If you lower them to linalg
(which doesn’t have a fusion op), how does that guarantee that I can fuse them later? What is the difference between lowering the same sequence of tcp
ops outside of a tcp.group
and inside?
If the lowering is just a sequence of linalg.generic
, then they can still get reordered before the pass that packs them.
Once we pack and block our tensors, we create parallel loops to add tile linalg
ops in the inner loop, that can still be fused together with ops outside of the nested loops. If we could keep tcp.isolated_group
with linalg
ops inside, we wouldn’t need to look at loop iterations at all, and pack, tile and fuse inside the group, before removing it.
So the last cleanup pass would just remove tcp.isolated_group
s because they’ve done their part and have no further semantics after lowering.
Is that the plan for those ops?
It is possible to lower the ops inside the groups in different ways, depending on the use-case needed.
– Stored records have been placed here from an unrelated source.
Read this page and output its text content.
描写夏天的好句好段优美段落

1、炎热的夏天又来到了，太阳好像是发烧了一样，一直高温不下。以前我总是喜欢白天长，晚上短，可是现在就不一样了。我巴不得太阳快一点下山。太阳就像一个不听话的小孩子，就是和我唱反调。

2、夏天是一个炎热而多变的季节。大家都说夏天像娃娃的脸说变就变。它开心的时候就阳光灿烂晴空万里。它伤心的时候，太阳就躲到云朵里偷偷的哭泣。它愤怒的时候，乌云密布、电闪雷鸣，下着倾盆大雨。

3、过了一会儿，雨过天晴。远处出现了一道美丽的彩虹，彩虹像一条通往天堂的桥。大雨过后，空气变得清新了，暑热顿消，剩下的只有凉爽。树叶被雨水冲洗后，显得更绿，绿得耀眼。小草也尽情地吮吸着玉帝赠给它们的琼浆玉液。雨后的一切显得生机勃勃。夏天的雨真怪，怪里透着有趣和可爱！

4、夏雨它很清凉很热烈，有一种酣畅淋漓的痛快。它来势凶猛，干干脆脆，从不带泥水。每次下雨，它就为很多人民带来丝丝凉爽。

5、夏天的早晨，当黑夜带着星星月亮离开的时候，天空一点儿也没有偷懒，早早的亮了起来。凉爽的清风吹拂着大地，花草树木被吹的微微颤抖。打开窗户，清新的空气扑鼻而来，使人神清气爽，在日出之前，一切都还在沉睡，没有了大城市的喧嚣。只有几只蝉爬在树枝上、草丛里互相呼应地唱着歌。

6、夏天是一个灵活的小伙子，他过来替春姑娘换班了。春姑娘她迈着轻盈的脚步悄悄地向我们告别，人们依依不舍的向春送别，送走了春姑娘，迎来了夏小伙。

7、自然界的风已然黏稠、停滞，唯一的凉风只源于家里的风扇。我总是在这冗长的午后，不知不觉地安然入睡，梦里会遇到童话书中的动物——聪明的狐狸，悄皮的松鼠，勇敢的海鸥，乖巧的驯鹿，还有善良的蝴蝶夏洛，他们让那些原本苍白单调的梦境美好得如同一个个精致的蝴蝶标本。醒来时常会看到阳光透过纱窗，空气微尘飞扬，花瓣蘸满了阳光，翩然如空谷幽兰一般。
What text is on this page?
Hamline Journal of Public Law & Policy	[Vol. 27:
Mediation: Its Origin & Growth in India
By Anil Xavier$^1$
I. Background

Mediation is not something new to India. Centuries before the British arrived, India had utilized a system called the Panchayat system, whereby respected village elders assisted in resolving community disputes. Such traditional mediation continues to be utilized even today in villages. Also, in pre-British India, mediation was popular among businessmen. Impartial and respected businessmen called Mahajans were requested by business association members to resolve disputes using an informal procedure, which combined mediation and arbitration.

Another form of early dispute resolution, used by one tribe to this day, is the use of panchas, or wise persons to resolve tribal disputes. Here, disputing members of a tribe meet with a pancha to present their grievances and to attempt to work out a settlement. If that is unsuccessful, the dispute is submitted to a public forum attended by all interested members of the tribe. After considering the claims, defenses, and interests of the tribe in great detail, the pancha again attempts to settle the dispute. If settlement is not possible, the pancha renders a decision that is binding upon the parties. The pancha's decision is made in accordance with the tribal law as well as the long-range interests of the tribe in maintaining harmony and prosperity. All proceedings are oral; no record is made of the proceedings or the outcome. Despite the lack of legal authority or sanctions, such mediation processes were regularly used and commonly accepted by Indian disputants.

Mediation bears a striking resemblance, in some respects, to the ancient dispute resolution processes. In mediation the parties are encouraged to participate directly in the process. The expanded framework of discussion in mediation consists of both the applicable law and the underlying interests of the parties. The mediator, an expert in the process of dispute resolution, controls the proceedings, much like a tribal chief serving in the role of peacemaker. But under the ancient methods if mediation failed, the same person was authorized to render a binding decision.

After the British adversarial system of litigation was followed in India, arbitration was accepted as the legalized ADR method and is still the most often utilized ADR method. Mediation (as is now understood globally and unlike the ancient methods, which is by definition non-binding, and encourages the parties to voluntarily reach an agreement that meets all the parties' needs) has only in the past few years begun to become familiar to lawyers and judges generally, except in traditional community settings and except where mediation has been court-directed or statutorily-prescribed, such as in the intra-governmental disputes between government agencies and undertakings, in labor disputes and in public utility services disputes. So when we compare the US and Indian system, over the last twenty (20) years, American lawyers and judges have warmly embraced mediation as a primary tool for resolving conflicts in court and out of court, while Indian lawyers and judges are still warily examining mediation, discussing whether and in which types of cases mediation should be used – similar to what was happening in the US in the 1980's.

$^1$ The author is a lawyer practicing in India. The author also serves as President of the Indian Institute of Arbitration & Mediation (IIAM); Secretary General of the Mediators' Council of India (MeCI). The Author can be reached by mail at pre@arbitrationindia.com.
Here are some examples of lowering ops in tcp.isolated_group
:
- If the group indicates how a graph is partitioned for execution across multiple accelerators then the operations inside backend can be lowered via a device specific pipeline (e.g. linalg based codegen for CPU vs. linalg based codegen for GPU).
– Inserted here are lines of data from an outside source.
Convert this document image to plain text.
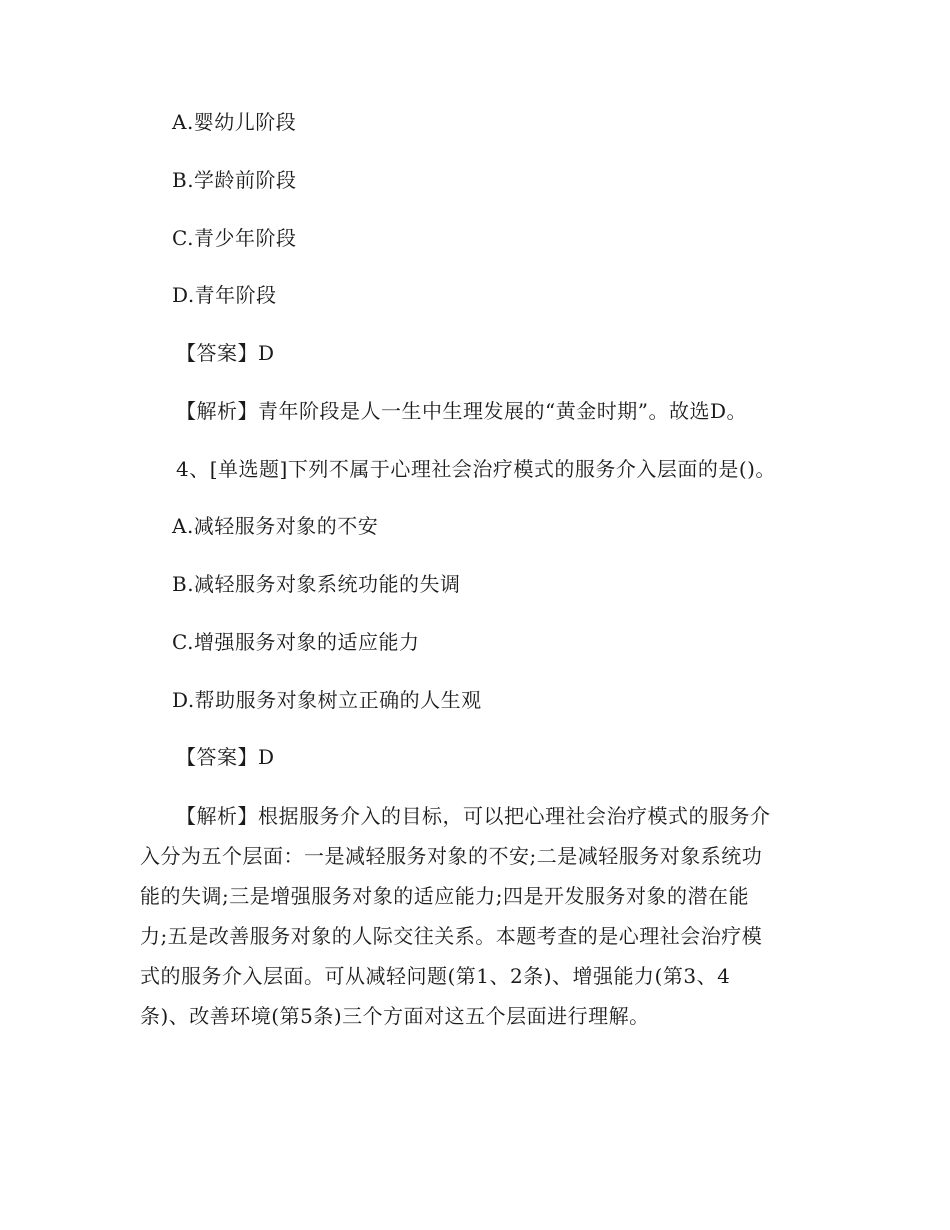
A.婴幼儿阶段
B.学龄前阶段
C.青少年阶段
D.青年阶段
【答案】D
【解析】青年阶段是人一生中生理发展的“黄金时期”。故选D。
4、[单选题]下列不属于心理社会治疗模式的服务介入层面的是()。
A.减轻服务对象的不安
B.减轻服务对象系统功能的失调
C.增强服务对象的适应能力
D.帮助服务对象树立正确的人生观
【答案】D
【解析】根据服务介入的目标，可以把心理社会治疗模式的服务介
入分为五个层面：一是减轻服务对象的不安;二是减轻服务对象系统功
能的失调;三是增强服务对象的适应能力;四是开发服务对象的潜在能
力;五是改善服务对象的人际交往关系。本题考查的是心理社会治疗模
式的服务介入层面。可从减轻问题(第1、2条)、增强能力(第3、4
条)、改善环境(第5条)三个方面对这五个层面进行理解。
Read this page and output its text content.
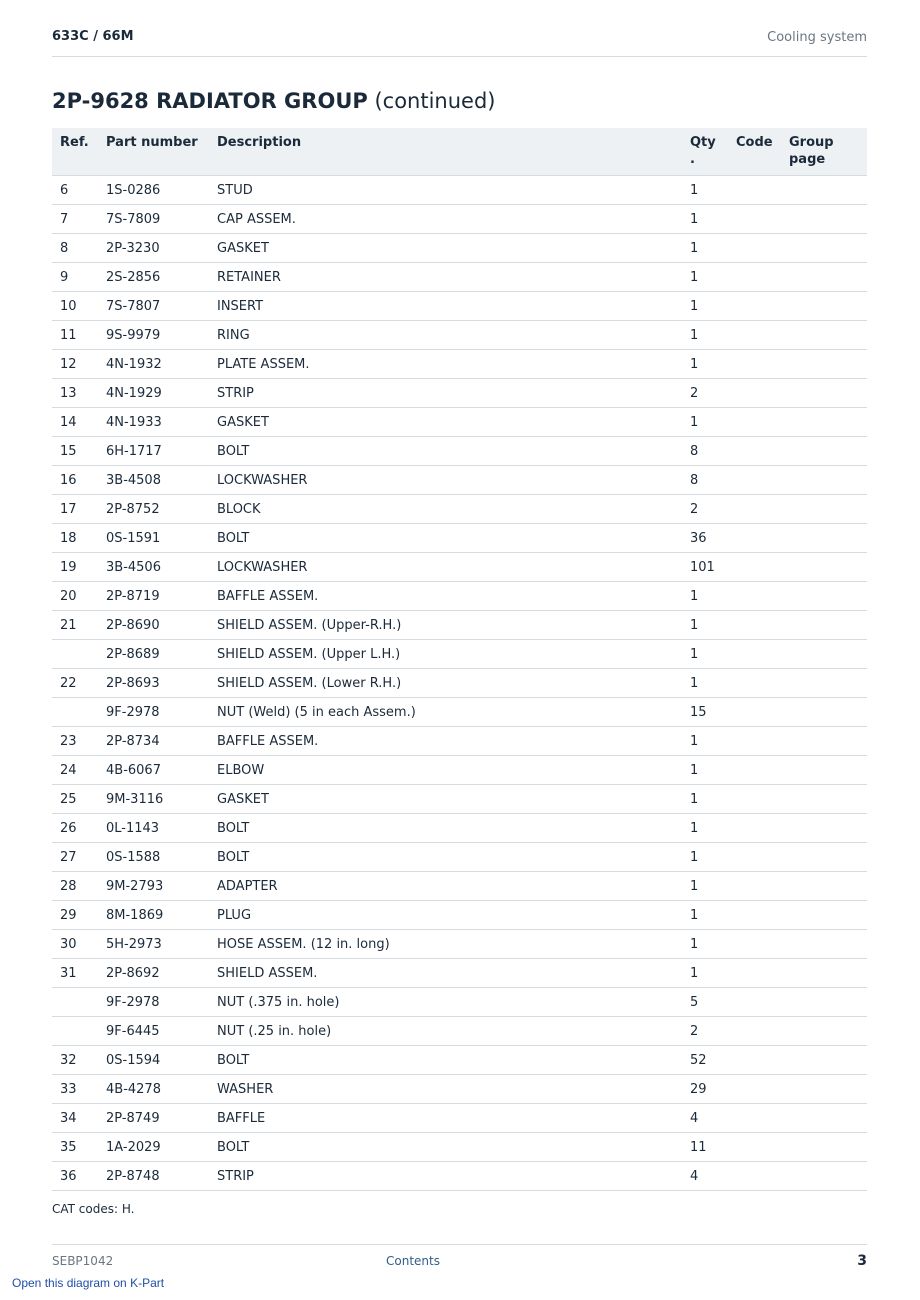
633C / 66M	Cooling system
2P-9628 RADIATOR GROUP (continued)
Ref.	Part number	Description	Qty .	Code	Group page
6	1S-0286	STUD	1		
7	7S-7809	CAP ASSEM.	1		
8	2P-3230	GASKET	1		
9	2S-2856	RETAINER	1		
10	7S-7807	INSERT	1		
11	9S-9979	RING	1		
12	4N-1932	PLATE ASSEM.	1		
13	4N-1929	STRIP	2		
14	4N-1933	GASKET	1		
15	6H-1717	BOLT	8		
16	3B-4508	LOCKWASHER	8		
17	2P-8752	BLOCK	2		
18	0S-1591	BOLT	36		
19	3B-4506	LOCKWASHER	101		
20	2P-8719	BAFFLE ASSEM.	1		
21	2P-8690	SHIELD ASSEM. (Upper-R.H.)	1		
	2P-8689	SHIELD ASSEM. (Upper L.H.)	1		
22	2P-8693	SHIELD ASSEM. (Lower R.H.)	1		
	9F-2978	NUT (Weld) (5 in each Assem.)	15		
23	2P-8734	BAFFLE ASSEM.	1		
24	4B-6067	ELBOW	1		
25	9M-3116	GASKET	1		
26	0L-1143	BOLT	1		
27	0S-1588	BOLT	1		
28	9M-2793	ADAPTER	1		
29	8M-1869	PLUG	1		
30	5H-2973	HOSE ASSEM. (12 in. long)	1		
31	2P-8692	SHIELD ASSEM.	1		
	9F-2978	NUT (.375 in. hole)	5		
	9F-6445	NUT (.25 in. hole)	2		
32	0S-1594	BOLT	52		
33	4B-4278	WASHER	29		
34	2P-8749	BAFFLE	4		
35	1A-2029	BOLT	11		
36	2P-8748	STRIP	4		
CAT codes: H.
SEBP1042	Contents	3
Open this diagram on K-Part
- If the group represents an elementwise fusion and needs to be lowered to linalg, we could lower it to a single
linalg.generic
. This should have a similar effect as running the pass--linalg-fuse-elementwise-ops
on thelinalg.generic
ops corresponding to the ops inside the group. - If the group represents a
conv-relu
fusion, it can be lowered to call the corresponding cudnn api.
That is possible too. We could only lower the region inside a group op to linalg
, which will give you what you need IIUC.